[MPS] Fix `use_metal_mm` condition (#118830)
One should not only look at stride size, but on dimensions as well, as strides of `torch.rand(65536, 1)` are `(1, 1)`
Extend test to account for this situation
Pull Request resolved: https://github.com/pytorch/pytorch/pull/118830
Approved by: https://github.com/huydhn
diff --git a/aten/src/ATen/native/mps/operations/LinearAlgebra.mm b/aten/src/ATen/native/mps/operations/LinearAlgebra.mm
index 66813cf..53ce8d2 100644
--- a/aten/src/ATen/native/mps/operations/LinearAlgebra.mm
+++ b/aten/src/ATen/native/mps/operations/LinearAlgebra.mm
@@ -151,7 +151,8 @@
static bool always_use_metal = std::getenv("PYTORCH_MPS_PREFER_METAL") != nullptr;
constexpr auto max_stride_size = 32768;
return always_use_metal || self.stride(0) > max_stride_size || self.stride(1) > max_stride_size ||
- other.stride(0) > max_stride_size || other.stride(1) > max_stride_size;
+ self.size(0) > max_stride_size || self.size(1) > max_stride_size || other.stride(0) > max_stride_size ||
+ other.stride(1) > max_stride_size || other.size(0) > max_stride_size || other.size(1) > max_stride_size;
}
} // anonymous namespace
@@ -174,10 +175,10 @@
return output;
}
- // MPS matmul returns silently incorrect results if one of the matrix dimentions is greater than 2**15
- // And crashes if its a view of matrix with dimentions larger than 2**15
+ // MPS matmul returns silently incorrect results if one of the matrix dimensions is greater than 2**15
+ // And crashes if its a view of matrix with dimensions larger than 2**15
// See https://github.com/pytorch/pytorch/issues/116769#issuecomment-1888302095
- // In such cases, fallback to navie but accurate metal shader
+ // In such cases, fallback to naive but accurate metal shader
if (use_metal_mm(self, other, output)) {
return do_metal_mm(self, other, output);
}
diff --git a/test/test_mps.py b/test/test_mps.py
index b0e64b3..186518b 100644
--- a/test/test_mps.py
+++ b/test/test_mps.py
@@ -6878,13 +6878,19 @@
# error: subRange.start (24576) is not less than length of dimension[0] (16384)
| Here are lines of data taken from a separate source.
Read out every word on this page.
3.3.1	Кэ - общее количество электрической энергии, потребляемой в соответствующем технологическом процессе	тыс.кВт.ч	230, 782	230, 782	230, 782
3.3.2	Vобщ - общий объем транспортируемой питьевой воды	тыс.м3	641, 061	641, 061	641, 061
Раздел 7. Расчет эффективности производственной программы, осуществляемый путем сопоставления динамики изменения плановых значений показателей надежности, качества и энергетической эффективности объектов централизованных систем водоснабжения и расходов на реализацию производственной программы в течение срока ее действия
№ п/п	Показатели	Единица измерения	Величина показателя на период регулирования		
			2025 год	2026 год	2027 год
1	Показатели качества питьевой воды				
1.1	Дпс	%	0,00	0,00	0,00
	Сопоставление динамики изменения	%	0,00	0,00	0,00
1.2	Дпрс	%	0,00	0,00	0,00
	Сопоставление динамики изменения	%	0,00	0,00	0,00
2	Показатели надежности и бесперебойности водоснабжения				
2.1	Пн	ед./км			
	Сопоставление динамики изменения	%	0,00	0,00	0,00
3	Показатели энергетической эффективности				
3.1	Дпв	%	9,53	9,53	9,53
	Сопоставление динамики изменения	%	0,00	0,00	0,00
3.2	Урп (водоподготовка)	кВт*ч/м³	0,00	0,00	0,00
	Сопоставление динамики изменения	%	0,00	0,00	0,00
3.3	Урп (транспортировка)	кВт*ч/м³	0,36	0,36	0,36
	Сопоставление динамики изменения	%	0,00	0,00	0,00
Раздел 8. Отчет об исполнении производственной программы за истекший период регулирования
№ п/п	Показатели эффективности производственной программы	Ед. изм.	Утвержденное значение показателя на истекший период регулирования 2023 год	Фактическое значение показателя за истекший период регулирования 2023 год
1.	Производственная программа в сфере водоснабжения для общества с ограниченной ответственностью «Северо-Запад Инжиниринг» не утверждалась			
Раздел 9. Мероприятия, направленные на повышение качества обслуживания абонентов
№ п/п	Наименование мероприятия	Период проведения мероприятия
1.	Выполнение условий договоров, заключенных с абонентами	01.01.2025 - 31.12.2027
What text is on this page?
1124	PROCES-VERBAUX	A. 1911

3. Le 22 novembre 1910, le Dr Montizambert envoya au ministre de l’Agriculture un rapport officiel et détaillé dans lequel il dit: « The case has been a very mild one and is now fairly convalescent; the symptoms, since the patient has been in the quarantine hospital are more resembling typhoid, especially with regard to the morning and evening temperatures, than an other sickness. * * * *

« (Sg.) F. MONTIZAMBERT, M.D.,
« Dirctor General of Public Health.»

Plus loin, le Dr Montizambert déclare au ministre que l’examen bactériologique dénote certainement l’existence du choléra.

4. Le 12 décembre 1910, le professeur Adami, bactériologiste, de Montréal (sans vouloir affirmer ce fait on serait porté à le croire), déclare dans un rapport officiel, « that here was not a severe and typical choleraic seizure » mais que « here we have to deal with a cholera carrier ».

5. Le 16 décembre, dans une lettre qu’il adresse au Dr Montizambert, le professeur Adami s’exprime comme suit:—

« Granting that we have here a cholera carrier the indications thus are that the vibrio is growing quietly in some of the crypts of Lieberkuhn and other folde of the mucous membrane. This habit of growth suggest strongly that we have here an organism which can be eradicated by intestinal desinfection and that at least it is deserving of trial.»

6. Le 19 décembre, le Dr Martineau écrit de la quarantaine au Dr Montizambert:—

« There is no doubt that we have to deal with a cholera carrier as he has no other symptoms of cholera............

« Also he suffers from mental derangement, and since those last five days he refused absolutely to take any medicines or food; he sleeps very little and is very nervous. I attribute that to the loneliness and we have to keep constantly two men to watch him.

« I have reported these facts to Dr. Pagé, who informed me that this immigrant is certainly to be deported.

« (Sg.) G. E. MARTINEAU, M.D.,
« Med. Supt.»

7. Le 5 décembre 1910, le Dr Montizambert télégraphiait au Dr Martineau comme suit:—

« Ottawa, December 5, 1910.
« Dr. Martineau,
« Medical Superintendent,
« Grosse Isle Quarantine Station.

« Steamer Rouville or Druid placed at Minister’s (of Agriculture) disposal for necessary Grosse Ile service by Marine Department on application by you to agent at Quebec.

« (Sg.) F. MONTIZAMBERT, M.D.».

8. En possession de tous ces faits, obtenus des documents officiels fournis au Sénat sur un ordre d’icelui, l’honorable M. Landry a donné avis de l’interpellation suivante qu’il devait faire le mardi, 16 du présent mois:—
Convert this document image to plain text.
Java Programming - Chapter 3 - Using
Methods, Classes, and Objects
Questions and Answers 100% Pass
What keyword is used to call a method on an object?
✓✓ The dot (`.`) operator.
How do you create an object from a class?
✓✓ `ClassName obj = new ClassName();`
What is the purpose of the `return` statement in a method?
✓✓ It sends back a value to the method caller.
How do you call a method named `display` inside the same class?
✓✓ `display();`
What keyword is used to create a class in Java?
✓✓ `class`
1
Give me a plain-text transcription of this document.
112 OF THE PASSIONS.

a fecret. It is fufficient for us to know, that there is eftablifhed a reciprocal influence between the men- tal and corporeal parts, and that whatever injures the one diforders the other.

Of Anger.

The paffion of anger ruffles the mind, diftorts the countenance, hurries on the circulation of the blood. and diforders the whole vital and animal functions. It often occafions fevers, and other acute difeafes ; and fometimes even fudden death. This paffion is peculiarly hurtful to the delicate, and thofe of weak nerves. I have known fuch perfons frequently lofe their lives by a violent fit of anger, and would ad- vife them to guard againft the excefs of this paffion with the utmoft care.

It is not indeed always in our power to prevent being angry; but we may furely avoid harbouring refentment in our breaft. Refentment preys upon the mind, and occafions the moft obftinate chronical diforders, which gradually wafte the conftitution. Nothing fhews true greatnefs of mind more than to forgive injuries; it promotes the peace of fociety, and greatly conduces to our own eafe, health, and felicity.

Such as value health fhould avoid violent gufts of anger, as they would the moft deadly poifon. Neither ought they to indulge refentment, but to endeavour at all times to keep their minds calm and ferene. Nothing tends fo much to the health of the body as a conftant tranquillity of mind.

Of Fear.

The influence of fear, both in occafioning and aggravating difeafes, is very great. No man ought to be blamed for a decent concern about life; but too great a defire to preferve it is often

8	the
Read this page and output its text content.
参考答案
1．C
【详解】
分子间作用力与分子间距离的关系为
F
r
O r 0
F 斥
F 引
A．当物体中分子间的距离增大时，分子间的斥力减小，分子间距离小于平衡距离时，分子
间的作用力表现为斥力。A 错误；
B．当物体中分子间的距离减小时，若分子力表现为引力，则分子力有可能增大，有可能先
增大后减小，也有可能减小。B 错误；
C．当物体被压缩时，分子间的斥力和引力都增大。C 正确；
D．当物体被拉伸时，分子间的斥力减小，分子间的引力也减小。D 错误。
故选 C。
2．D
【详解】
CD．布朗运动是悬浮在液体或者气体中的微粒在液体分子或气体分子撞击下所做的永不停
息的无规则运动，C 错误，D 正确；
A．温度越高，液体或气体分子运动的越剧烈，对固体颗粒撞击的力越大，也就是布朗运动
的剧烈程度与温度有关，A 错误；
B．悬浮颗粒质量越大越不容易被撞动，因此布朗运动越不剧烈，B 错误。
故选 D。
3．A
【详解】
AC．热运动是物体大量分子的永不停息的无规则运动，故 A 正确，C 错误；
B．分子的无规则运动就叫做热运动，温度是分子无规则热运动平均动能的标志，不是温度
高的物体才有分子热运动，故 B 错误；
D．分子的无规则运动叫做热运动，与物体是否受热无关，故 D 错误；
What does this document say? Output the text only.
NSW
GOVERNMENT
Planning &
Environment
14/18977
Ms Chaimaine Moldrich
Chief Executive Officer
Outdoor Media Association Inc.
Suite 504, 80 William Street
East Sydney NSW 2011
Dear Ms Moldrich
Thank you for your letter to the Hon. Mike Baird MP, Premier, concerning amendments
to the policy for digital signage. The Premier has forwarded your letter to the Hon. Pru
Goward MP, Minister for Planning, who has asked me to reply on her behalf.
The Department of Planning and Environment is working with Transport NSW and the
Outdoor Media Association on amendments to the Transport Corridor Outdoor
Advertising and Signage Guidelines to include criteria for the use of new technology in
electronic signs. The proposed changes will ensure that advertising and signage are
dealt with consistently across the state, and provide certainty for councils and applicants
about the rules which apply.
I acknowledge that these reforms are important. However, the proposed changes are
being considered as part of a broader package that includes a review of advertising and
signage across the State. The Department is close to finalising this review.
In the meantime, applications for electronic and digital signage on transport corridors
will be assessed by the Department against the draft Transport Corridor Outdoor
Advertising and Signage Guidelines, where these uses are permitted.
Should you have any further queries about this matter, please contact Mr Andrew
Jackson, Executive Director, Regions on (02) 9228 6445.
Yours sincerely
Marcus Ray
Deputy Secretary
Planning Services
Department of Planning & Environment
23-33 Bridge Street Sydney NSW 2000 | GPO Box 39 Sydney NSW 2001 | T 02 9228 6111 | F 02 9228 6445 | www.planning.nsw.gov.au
# See https://github.com/pytorch/pytorch/issues/116769#issuecomment-1888302095
self.assertNotEqual(torch.mm(x, y[:, 16384:32768]).abs().max().item(), 0.0)
- # And below used to produce incorrect results
- m, n, k = 1024, 1, 32769
- x = torch.rand(m, n, device="mps")
- y = torch.rand(n, k, device="mps")
- z = torch.mm(x, y).to("cpu")
- z_cpu = torch.mm(x.to("cpu"), y.to("cpu"))
- self.assertEqual(z, z_cpu)
+
+ def compare_mm(m, n, k):
+ x = torch.rand(m, n, device="mps")
+ y = torch.rand(n, k, device="mps")
+ z = torch.mm(x, y).cpu()
+ z_cpu = torch.mm(x.cpu(), y.cpu())
+ self.assertEqual(z, z_cpu)
+
+ # Used to produce incorrect results with MPS on M1 running MacOS 14.3, but correct with Metal
+ compare_mm(1024, 1, 32769)
+ # one more time, but with dimensions inverted
+ # see https://github.com/pytorch/pytorch/issues/116769#issuecomment-1920066984
+ compare_mm(32769, 1, 1025)
# Test flip
def test_flip(self):